Support CleanTechnica’s work through a Substack subscription or on Stripe.
Two events in recent American history remain seared in my memory. The September 11 attacks on the World Trade Center claimed the lives of a distant uncle, Ramon Grijalvo, and an aunt, Marilyn Bautista—one of my grandfather’s relatives. The second unfolded just a month ago: the fifth anniversary commemoration of the January 6 Capitol insurrection.
What qualifies me to reflect on that day? I’m not American. Yet I count friends and relatives across the United States—many of whom have debated me fiercely about those events, urging me to accept populist distortions as fact. That’s what troubles me most.
I nearly shelved this piece entirely. It sat on the content board since late December, flagged for my editors with a “do not publish” note. Ahead of the 40th anniversary of the Philippines’ EDSA People’s Power Revolution on February 25, I spiked it altogether, worried about my U.S. travel. My son, sister, cousins, aunts, and uncles live on the mainland; I visit twice yearly for work and family. One wrong label—”undesirable alien” under Department of Homeland Security scrutiny—could bar me at the border.
I was Maga-raumatized
But I was traumatized and woke up (arrrggghh, that word again) to publish my thoughts. Clean energy demands clean politics.
Here’s what happened.
A Filipina MAGA made a comment about the peaceful Philippine “People’s Power” revolution after seeing a reel that I was in a podcast talking about my humble contribution to the People Power’s cause. And what I am doing to keep the revolution going is stopping leaking faucets and saving water to save the environment.

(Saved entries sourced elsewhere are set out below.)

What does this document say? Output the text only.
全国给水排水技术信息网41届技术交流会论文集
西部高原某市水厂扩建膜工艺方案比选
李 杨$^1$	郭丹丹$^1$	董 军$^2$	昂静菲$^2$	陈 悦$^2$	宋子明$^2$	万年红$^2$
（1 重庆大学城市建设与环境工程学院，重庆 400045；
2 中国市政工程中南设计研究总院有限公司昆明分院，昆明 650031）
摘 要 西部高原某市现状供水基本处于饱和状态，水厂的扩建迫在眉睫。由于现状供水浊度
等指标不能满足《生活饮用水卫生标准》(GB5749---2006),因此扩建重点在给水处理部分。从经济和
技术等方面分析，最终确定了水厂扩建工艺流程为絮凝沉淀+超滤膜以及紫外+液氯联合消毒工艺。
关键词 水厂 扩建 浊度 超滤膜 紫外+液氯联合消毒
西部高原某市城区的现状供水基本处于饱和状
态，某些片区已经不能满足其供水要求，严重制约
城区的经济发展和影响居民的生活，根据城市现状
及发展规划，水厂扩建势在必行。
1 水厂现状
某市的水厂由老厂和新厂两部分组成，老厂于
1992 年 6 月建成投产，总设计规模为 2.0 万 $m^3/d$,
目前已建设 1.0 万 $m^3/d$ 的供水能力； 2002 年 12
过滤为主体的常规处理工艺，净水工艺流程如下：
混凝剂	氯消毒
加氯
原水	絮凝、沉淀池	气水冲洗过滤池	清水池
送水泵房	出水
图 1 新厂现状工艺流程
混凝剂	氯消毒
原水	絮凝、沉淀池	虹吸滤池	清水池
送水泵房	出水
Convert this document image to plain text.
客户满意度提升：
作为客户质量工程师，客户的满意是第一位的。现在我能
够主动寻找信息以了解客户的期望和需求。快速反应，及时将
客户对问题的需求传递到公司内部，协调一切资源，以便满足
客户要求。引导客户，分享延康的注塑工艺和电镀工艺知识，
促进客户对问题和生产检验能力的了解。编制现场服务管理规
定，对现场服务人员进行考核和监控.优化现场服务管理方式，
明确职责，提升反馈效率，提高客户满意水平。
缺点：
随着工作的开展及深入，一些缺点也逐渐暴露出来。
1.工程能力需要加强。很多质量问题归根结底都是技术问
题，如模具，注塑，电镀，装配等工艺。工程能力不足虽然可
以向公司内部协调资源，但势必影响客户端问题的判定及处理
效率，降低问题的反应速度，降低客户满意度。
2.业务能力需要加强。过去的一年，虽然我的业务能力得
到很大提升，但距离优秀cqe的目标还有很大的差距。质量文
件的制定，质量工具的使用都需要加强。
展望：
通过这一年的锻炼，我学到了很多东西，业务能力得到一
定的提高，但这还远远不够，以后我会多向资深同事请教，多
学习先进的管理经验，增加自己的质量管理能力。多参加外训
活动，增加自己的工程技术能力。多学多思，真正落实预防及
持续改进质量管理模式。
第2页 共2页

She said that the February 1986 revolution in the Philippines is what America did it in the January 6 assault on the Capitol. This person, who lives in California, was only recently sworn in as a citizen. She has spent many years as a green card holder. I know her personally, as she was a college friend.
She spewed line after line of lies, describing the attack on Washington as “even more peaceful than the February People’s Power revolution.” What triggered me with a response was her saying “the real insurrectionists were the people who attacked Malacañang Palace and forced Marcos (Ferdinand Sr.) to flee the Philippines and land in Hawaii.”
And when I commented politely against what I said was a “personal revision of history,” she retorted that I was, since our college days, a left-leaning communist, who is has now transformed into “a climate change advocate to serve the big companies who control the weather.” She said that if I had not wised up, “I would have been an armed partisan in the New People’s Army (NPA) and should be dead by now in a guerrilla war.”
She also said that I, a journalist from the Philippines writing about clean technologies, can know nothing of the “Make America Great Again” movement when the country I live in is so backward because of “its own DEI and woke agenda.” She further said that as a “woke person” in the Philippines, I contribute to the detriment of the “Christian faith.” Then she blasted away how her “Christianity will save the US and the Philippines from self-destruction.”
That triggered me. I replied with such fervor that each response could be an article to develop. When I confronted her with the truth (a lot coming from her own Fox News posts) about Epstein, world peace, and her beloved DJT, I reminded her that she remains an Asian, an immigrant, benefiting immensely from a system she once said she “took advantage of because America is so rich anyway.” My final salvo: no amount of MAGA-nism will ever make her white.
She obviously had nothing else to say.
I asked her with a lot of polite humor what she was taking. Maybe it could unleash my creative side too.
She blocked me.
12 kilometers to freedom
I remember the grit, the fear, and the electrifying hope of EDSA in 1986. I wasn’t just there as a citizen; I was there as a student journalist, the Managing Editor of Pintig ng Diwa, the progressive campus newspaper of the Philippine School of Business Administration.
On day one, I biked 12 kilometers to see what was happening. On day two, our entire editorial team marched to EDSA, pens and notebooks in hand, ready to document the fall of a dictator. By day four, I stood my ground alongside my Ninong, Delfy Geraldez—an architect and professor whose life was dedicated to building things of beauty. We stood there to protect a foundation far more important than any building: our democracy.
I saw angry mobs pillaging the Malacañang Palace, seat of government in the Philippines. The violent, rowdy, destructive crowd wasn’t led by social media messaging. They were there in anger—for 20 years they’d been fooled, robbed, and jailed.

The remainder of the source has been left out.